Danish lawmakers agree cash handout to elderly to offset inflation

·1-min read

COPENHAGEN (Reuters) - Danish lawmakers have agreed a cash handout to the elderly and other measures totalling 3.1 billion Danish crowns ($439 million) to cushion the impact of soaring inflation and high energy prices, the finance ministry said on Friday.

Elderly people on low incomes will each receive a tax-free handout of 5,000 crowns, it said.

"The Danish economy is fundamentally strong, but is challenged by rising prices in the wake of Putin's war in Ukraine," Finance Minister Nicolai Wammen said.

"That is why I am glad that we can now lend a hand to some of those who are particularly challenged by inflation."

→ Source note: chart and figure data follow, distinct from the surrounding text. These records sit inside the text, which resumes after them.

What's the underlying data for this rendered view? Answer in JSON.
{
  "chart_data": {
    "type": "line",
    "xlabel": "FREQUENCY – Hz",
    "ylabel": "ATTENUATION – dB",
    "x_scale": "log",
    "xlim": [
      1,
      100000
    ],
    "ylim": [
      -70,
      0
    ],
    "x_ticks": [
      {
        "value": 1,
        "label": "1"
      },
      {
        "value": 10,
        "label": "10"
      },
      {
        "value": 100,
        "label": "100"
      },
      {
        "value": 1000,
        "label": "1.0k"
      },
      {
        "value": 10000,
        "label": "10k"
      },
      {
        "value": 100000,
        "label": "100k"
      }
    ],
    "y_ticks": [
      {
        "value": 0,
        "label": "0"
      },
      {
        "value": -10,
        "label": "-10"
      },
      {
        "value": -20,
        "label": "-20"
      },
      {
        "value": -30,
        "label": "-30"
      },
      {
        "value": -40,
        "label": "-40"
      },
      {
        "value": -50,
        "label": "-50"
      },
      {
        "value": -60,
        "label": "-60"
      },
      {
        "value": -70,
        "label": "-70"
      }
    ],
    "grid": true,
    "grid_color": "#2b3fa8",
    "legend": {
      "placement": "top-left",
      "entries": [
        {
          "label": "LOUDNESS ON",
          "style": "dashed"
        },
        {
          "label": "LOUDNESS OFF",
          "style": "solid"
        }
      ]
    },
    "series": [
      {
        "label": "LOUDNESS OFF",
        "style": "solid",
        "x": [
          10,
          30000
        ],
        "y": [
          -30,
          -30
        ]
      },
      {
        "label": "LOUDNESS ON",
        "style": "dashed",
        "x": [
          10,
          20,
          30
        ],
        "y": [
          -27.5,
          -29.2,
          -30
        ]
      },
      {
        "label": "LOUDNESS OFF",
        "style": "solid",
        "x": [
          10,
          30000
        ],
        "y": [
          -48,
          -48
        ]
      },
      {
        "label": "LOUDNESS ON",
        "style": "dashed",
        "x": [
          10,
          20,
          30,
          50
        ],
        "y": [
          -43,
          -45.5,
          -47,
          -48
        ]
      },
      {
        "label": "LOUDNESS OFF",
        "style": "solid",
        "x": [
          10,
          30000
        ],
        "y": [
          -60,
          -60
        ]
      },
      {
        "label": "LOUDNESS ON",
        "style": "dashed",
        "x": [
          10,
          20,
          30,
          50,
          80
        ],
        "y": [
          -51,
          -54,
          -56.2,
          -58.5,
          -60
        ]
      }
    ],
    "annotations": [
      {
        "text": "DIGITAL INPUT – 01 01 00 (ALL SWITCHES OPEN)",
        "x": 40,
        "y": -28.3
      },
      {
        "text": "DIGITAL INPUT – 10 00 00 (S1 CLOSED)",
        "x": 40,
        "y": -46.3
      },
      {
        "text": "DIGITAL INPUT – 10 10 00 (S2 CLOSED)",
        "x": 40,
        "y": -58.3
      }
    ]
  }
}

The measures, which also include a cut to a levy on power prices, will be financed by lowering public investments, which the ministry said will help avoid pushing prices up. Their impact on inflation will be zero, it said.

The central bank has previously warned that compensating low-income and elderly Danes with cash handouts to ease the impact of inflation could intensify price pressures on an economy already running on all cylinders.

Still, the Danish measures are less wide-reaching than similar ones taken in some other European countries.

Danish lawmakers have previously agreed to share a 2 billion crown subsidy among 419,000 households hard hit by rising energy bills.

Friday's deal also included putting aside 53.5 billion crowns between 2024 and 2040 to fund the country's green transition through measures such as developing offshore wind energy, reforestation and sucking carbon out of the atmosphere.